Finally I have fallen in love. It took years to build up this feeling but now I am sure he is the perfect guy. Akash, the man of my dreams. It was not love at first sight. He was just one of those straightforward boys. He was the first person I met when I was new in college. He approached me first and asked some plain questions. I never ever thought then that I would fall in love with him. Gradually I came to know him. The more I knew him, the more I liked him. His values and principles really intimidated me. I began to long for his companionship. All the free moments I got, I talked with him. I did not know it was love then, all I knew was that I liked talking with him. In other words, he was irresistible to me. He was the one who was able to challenge my mind and made me see the world differently. He changed my way of thinking. I did not seek out any others company, because I felt I did not need it, he was the only person in my life. I took it for granted that he would be there for me anytime I needed him. I felt I was connected with him heart and soul.
Days passed by. Weeks became months. Months became years. Our friendship became stronger. I could understand his every emotion. I could even end his sentences. We didn’t need to converse when we were together. Silence was perfect. Even then I did not know that it was love.
I came to know the harsh truth, that I had fallen in love with him, when he got engaged with my friend, Mona. I still remember the day. I came to know from a friend that they got engaged. ”What, it can’t be true” -these were the first words that came from my mouth when I heard Akash got engaged. I could not take it. I was unable to believe it, or rather refused to believe it. I felt like a part of me was gone. It brought fear in my life. I didn’t want to lose him at any cost.
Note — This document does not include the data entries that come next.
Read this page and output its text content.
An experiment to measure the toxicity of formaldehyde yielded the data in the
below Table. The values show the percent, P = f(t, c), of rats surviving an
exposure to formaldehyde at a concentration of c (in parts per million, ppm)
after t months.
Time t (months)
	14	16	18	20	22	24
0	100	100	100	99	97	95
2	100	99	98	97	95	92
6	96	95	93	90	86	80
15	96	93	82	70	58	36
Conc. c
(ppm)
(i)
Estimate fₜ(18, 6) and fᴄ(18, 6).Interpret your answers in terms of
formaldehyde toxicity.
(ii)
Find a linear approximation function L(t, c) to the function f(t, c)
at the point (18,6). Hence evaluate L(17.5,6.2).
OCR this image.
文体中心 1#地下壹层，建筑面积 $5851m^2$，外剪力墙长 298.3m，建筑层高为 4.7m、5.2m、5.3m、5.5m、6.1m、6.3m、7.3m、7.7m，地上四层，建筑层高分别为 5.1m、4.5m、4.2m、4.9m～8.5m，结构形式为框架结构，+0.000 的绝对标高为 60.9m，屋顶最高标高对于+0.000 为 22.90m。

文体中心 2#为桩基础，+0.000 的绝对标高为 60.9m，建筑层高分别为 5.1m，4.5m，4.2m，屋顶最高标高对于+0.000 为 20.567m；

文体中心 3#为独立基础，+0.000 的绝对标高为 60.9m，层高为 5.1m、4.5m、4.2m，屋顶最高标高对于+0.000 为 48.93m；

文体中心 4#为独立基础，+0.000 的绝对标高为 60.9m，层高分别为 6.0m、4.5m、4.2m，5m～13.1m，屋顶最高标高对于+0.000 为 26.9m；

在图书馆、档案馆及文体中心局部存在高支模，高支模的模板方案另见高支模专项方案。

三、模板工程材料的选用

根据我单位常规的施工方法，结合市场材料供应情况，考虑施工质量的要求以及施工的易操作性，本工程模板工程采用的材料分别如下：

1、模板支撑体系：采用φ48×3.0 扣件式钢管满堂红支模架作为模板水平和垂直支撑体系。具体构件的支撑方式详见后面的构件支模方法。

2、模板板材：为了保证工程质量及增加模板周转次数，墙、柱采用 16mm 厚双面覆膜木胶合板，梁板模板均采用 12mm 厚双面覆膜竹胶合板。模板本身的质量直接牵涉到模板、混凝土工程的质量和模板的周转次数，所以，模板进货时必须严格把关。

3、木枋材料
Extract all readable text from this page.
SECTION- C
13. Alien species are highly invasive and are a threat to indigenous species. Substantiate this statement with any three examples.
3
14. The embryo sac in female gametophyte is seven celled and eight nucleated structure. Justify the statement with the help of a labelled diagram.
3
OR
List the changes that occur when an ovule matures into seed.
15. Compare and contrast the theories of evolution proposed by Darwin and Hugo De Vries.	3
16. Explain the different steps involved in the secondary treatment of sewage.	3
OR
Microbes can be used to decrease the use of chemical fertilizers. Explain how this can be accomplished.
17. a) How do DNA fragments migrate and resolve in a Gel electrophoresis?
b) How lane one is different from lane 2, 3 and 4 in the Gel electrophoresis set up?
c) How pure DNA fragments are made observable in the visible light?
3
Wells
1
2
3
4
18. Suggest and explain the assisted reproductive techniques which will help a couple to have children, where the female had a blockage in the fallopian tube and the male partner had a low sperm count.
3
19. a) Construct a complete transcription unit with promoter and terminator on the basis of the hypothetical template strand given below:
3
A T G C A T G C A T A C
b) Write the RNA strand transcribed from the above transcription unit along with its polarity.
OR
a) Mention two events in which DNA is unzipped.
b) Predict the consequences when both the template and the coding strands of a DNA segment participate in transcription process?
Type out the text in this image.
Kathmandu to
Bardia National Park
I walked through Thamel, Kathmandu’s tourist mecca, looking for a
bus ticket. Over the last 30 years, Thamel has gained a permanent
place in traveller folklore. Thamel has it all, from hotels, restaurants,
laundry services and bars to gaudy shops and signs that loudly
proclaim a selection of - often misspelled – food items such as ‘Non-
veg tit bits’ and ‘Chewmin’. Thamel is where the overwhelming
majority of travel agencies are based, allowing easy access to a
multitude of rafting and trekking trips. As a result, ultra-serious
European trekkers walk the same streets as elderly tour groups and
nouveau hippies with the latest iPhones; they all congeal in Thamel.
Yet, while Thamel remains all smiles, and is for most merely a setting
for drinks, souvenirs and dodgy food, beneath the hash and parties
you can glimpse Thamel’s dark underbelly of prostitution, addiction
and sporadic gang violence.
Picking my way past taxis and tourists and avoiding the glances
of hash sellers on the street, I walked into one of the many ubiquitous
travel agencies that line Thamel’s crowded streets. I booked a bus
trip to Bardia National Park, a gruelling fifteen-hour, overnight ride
That night I stayed awake all night. Refused to sleep. Not wanting to believe it, I prayed for it to be a dream. A fairy-tale. But miserably, nothing of that sort happened.
I was traumatized, destroyed. It was he who broke my shell and got a glimpse of my heart…and when he occupied a place in my heart and mind...All he did is to let me know that his heart is already occupied by someone...
I cried, really cried, in silence, but never let him know my feelings. We are friends even now. It hurts for me to be his friend. The mere mention of his girlfriend’s name brings pain in my heart, jealousy affecting me. I realized the only way I can stop hurting myself is to get away from his life. In this way I would no longer know what was happening in his life and would not get jealous. I tried every possible way to remove his thought, the memories I made with him. I made new friends, stopped talking with him. Stopped caring for him. But the more I moved away the more close he came to me. I fought the love I had for him without help. I was growing moodier day by day. I began behaving impolitely with him. I ignored him for no reason; I fought with him over the smallest thing, behaved like he no longer existed in my life. I totally stopped the friendship from my side. I just moved away and he never tried to stop me….
No matter what happens I know he is my first love and I will always treasure it… though it was always a one sided love….
You all might be wondering what happened with us...Did our relationship end after all that I did, or did we stay together???
We moved so far away from each other so that we became total strangers. It hurt me that he never tried to stop me leaving. I came to know that he never had any feelings for me. What I saw in his eyes was just a reflection of my feelings. Sadly, I never lived long to see their marriage. I got cancer. I died. No longer was he able to hurt my heart. My regret in life is that I never told Akash my feelings. For him, I was just his friend, but for me he was my first and last love.
And about Akash- he did not marry his girlfriend. He never loved her. It was just infatuation. He soon realized that when I removed myself from Abhighim. He missed me in all places. But he never told me that. He was concerned. He cared too much for me. Falling in love with me made him weak. He did not have the nerve to stop me from going away…. Or perhaps his ego was bigger than his love?? At the moment happiness has vanished from his life.
And now I'm far away from him, gone so far away that I can never come back, never. Even if I wish for it. Leaving behind the memories I made on earth, I still love him. I still care for him. I still long for his company. I still want to hold him tight and give him comfort, take all his pain myself. I still cry out loud missing him.
P.S.: I would like to share a small episode here: two tear drops were flowing down the river...1st said to the other, "I'm the tear of a guy who loved but never expressed it, who are you?"
"I am the tear of the girl who was waiting for him."